Un père et ses fils sont suspectés du détournement de la majorité du capital d’une société immobilière à la Grande Loge de Luxembourg. Après neuf ans d’enquête et de procédures, l’affaire est portée face aux juges.
Six audiences sont prévues, tant l’affaire s’annonce complexe. L’enjeu est important. Jean, un franc-maçon, aurait détourné les titres aux porteurs de la société Sacec, société immobilière de la Grande Loge de Luxembourg et du Suprême conseil du rite écossais ancien et accepté pour le Grand-Duché de Luxembourg (Sucol). Les deux associations ont porté plainte contre le père, Jean, et ses deux fils, Luc et Tom, le 17 février 2012.

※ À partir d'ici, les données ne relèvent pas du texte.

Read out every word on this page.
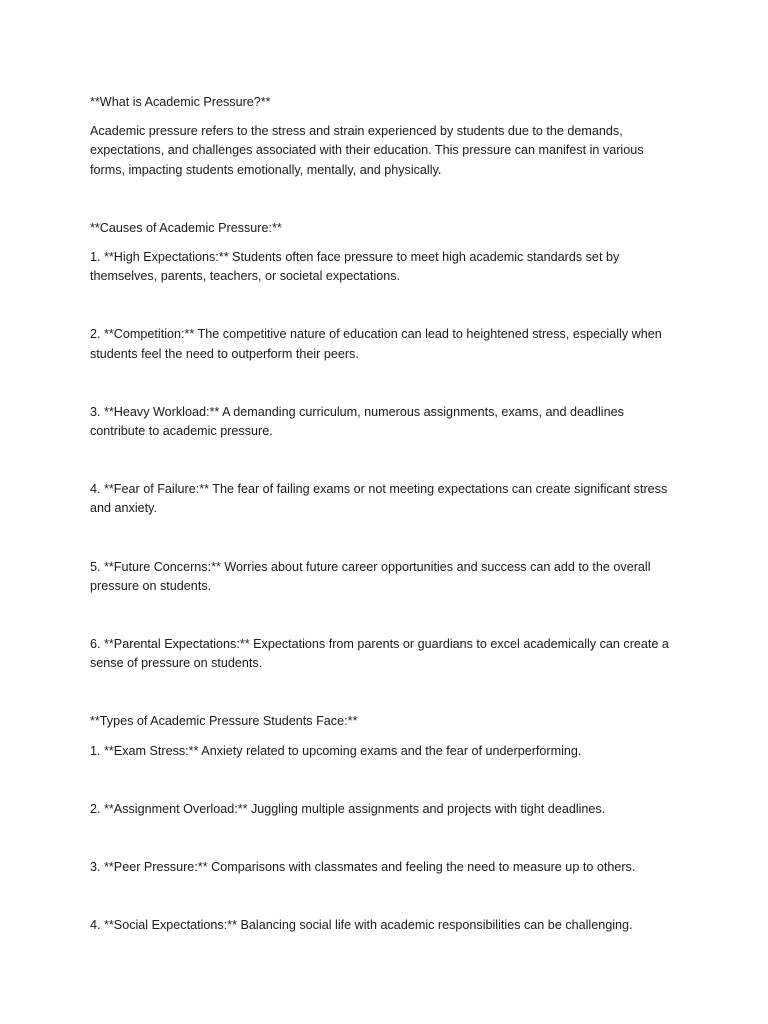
**What is Academic Pressure?**

Academic pressure refers to the stress and strain experienced by students due to the demands, expectations, and challenges associated with their education. This pressure can manifest in various forms, impacting students emotionally, mentally, and physically.

**Causes of Academic Pressure:**

1. **High Expectations:** Students often face pressure to meet high academic standards set by themselves, parents, teachers, or societal expectations.

2. **Competition:** The competitive nature of education can lead to heightened stress, especially when students feel the need to outperform their peers.

3. **Heavy Workload:** A demanding curriculum, numerous assignments, exams, and deadlines contribute to academic pressure.

4. **Fear of Failure:** The fear of failing exams or not meeting expectations can create significant stress and anxiety.

5. **Future Concerns:** Worries about future career opportunities and success can add to the overall pressure on students.

6. **Parental Expectations:** Expectations from parents or guardians to excel academically can create a sense of pressure on students.

**Types of Academic Pressure Students Face:**

1. **Exam Stress:** Anxiety related to upcoming exams and the fear of underperforming.

2. **Assignment Overload:** Juggling multiple assignments and projects with tight deadlines.

3. **Peer Pressure:** Comparisons with classmates and feeling the need to measure up to others.

4. **Social Expectations:** Balancing social life with academic responsibilities can be challenging.
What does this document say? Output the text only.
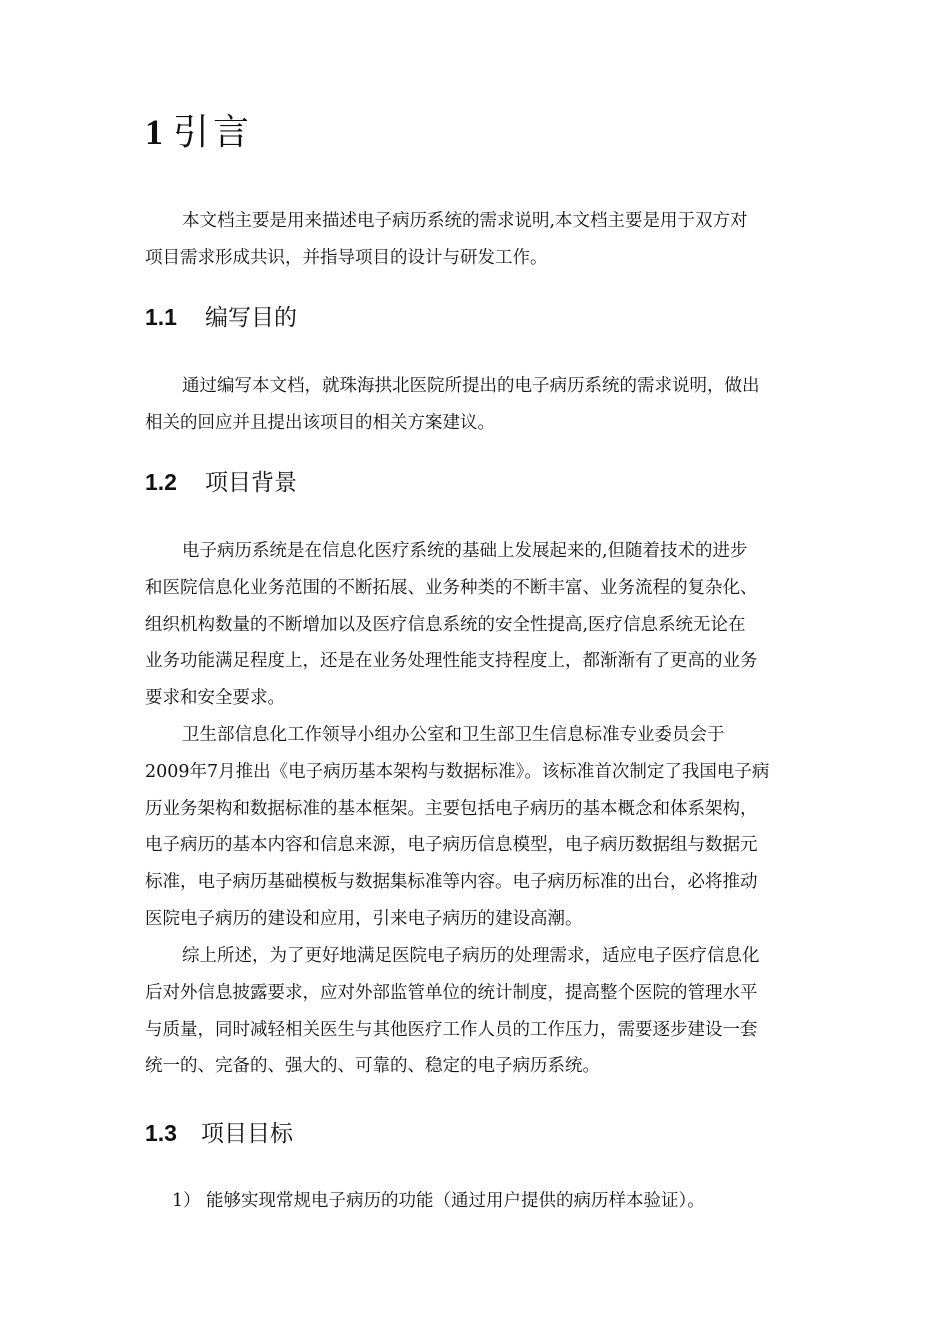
1 引言
本文档主要是用来描述电子病历系统的需求说明,本文档主要是用于双方对
项目需求形成共识，并指导项目的设计与研发工作。
1.1 编写目的
通过编写本文档，就珠海拱北医院所提出的电子病历系统的需求说明，做出
相关的回应并且提出该项目的相关方案建议。
1.2 项目背景
电子病历系统是在信息化医疗系统的基础上发展起来的,但随着技术的进步
和医院信息化业务范围的不断拓展、业务种类的不断丰富、业务流程的复杂化、
组织机构数量的不断增加以及医疗信息系统的安全性提高,医疗信息系统无论在
业务功能满足程度上，还是在业务处理性能支持程度上，都渐渐有了更高的业务
要求和安全要求。
卫生部信息化工作领导小组办公室和卫生部卫生信息标准专业委员会于
2009年7月推出《电子病历基本架构与数据标准》。该标准首次制定了我国电子病
历业务架构和数据标准的基本框架。主要包括电子病历的基本概念和体系架构，
电子病历的基本内容和信息来源，电子病历信息模型，电子病历数据组与数据元
标准，电子病历基础模板与数据集标准等内容。电子病历标准的出台，必将推动
医院电子病历的建设和应用，引来电子病历的建设高潮。
综上所述，为了更好地满足医院电子病历的处理需求，适应电子医疗信息化
后对外信息披露要求，应对外部监管单位的统计制度，提高整个医院的管理水平
与质量，同时减轻相关医生与其他医疗工作人员的工作压力，需要逐步建设一套
统一的、完备的、强大的、可靠的、稳定的电子病历系统。
1.3 项目目标
1） 能够实现常规电子病历的功能（通过用户提供的病历样本验证）。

Neuf années se sont écoulées pendant lesquelles divers actes de procédures demandés par les parties civiles ont succédé à l’instruction judiciaire. Un laps de temps suffisamment long pour permettre à Me Hoffeld, avocat de la défense, d’invoquer mardi, à la barre de la 12e chambre correctionnelle du tribunal de Luxembourg, le délai raisonnable, un moyen de procédure pour obtenir l’irrecevabilité des poursuites contre ses clients. Moyen qui n’a pas été retenu par les juges.

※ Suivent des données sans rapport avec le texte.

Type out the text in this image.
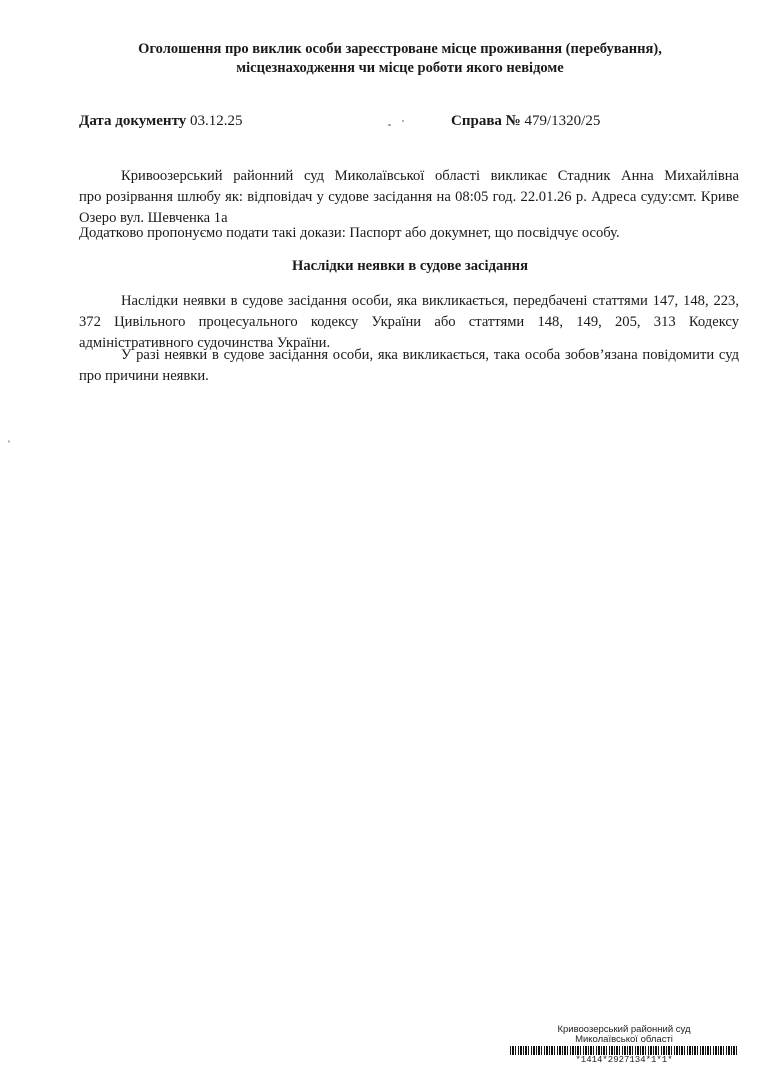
Оголошення про виклик особи зареєстроване місце проживання (перебування),
місцезнаходження чи місце роботи якого невідоме
Дата документу 03.12.25	Справа № 479/1320/25
Кривоозерський районний суд Миколаївської області викликає Стадник Анна Михайлівна
про розірвання шлюбу як: відповідач у судове засідання на 08:05 год. 22.01.26 р. Адреса суду:смт. Криве Озеро вул. Шевченка 1а
Додатково пропонуємо подати такі докази: Паспорт або докумнет, що посвідчує особу.
Наслідки неявки в судове засідання
Наслідки неявки в судове засідання особи, яка викликається, передбачені статтями 147, 148, 223, 372 Цивільного процесуального кодексу України або статтями 148, 149, 205, 313 Кодексу адміністративного судочинства України.
У разі неявки в судове засідання особи, яка викликається, така особа зобов’язана повідомити суд про причини неявки.
Кривоозерський районний суд
Миколаївської області
*1414*2927134*1*1*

Le procès a pu enfin débuter. Sans le principal suspect. Âge de 80 ans et cardiaque, il n’assistera pas à toutes les audiences. Pourtant, après cette première matinée, il ressort qu’un témoignage de sa part serait capital pour dénouer ce dossier complexe. Franc-maçon, il fonde en 1990 avec Prosper Schroeder, grand-maître de la Loge maçonnique à l’époque, et un autre frère qui occupait une position élevée au sein de la loge, la fondation Junck – du nom du philanthrope et grand-maître, Joseph Junck – au Liechtenstein à laquelle ils transfèrent une partie des titres aux porteurs. Il avait été convenu avec que si la fondation venait à être dissoute, les actions seraient réparties à part égales entre les deux loges.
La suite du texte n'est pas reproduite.